What is stock exchange? Explain the functions of stock exchange. ( 8 Marks )
A stock exchange is an institution which provides a platform for buying and selling of existing securities.
According to Securities Contracts (Regulation) Act, 1956, Stock exchange means, “any body of individuals, whether incorporated or not, constituted for the purpose of assisting, regulating or controlling the business of buying and selling or dealing in securities”.
Functions of Stock Exchange:
Following are some of the important functions of a stock exchange.
(1) Providing liquidity and marketability to existing securities: The basic function of a stock exchange is the creation of a continuous market where securities are bought and sold. It gives investors the chance to disinvest and reinvest. This provides both liquidity and easy marketability to already existing securities in the market.
(2) Pricing of securities: Share prices in a stock exchange are determined by the forces of demand and supply. A stock exchange is a mechanism of constant valuation through which the prices of securities are determined. Such a valuation provides important instant information to both buyers and sellers in the market.
(3) Safety of transaction: The membership of a stock exchange is well regulated and its dealings are well defined according to the existing legal framework. This ensures that the investing public gets a safe and fair deal on the market.
(4) Contributes Jo economic growth: Stock exchange is a market in which existing securities are resold or traded. Through this process of disinvestment and reinvestment savings get channalised into the most productive investment avenues. This leads to capital formation and economic growth.
(5) Spreading of equity cult : The stock exchange can play a vital role in ensuring wider share ownership by regulating new issues, better trading practices and taking effective steps in educating the public , about investments.
(6) Providing scope for speculation: The stock exchange provides sufficient scope within the provisions of law for speculative activity in a restricted and controlled manner. It is generally adopted that a certain degree of healthy speculation is necessary to ensure liquidity and price continuity to the stock market.

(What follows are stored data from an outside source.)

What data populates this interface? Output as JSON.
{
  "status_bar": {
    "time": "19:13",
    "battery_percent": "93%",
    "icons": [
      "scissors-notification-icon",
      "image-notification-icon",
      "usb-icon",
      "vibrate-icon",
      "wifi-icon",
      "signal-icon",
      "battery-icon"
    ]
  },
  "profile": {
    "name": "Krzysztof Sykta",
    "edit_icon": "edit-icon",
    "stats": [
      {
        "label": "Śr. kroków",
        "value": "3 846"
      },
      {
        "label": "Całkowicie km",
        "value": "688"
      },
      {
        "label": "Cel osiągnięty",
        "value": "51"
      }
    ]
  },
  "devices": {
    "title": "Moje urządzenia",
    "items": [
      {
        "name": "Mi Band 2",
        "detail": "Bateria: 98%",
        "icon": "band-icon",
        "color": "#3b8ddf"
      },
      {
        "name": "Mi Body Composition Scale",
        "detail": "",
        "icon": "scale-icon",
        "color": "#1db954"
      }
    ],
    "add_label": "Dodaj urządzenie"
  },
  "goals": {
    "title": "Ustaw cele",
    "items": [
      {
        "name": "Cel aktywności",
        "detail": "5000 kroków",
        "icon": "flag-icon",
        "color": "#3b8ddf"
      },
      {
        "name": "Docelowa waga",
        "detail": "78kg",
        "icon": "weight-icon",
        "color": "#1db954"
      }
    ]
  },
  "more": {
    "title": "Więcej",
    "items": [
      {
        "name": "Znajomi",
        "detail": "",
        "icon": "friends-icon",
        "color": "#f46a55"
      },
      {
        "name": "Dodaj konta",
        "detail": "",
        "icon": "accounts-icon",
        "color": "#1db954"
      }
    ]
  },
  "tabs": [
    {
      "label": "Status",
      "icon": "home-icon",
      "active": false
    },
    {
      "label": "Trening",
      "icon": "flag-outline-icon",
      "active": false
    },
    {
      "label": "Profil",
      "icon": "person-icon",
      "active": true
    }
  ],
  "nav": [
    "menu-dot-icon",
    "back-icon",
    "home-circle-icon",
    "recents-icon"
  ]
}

Thus, efficient functioning of a stock exchange creates a positive environment among investors and leads to the growth of primary market for new issues.
Write any four advantages of “Electronic Trading System” in stock exchanges. ( 4 Marks )
Advantages of Electronic Trading System (or screen based trading or online trading) in stock exchanges:
- It ensures transparency in transactions as it allows participants to see the prices of all securities in the market while business is being transacted. They are able to see the full market during real time.
- It helps in fixing security prices efficiently by increasing the efficiency of information being passed on. The computer screens display information on prices and also capital market developments that influence share prices.
- It increases the efficiency of operations, since there is reduction in time, cost and risk of error.
- This system has improved the liquidity of securities by enabling a large number of participants to trade with each other. People from all over the country and even abroad can buy or sell securities through brokers.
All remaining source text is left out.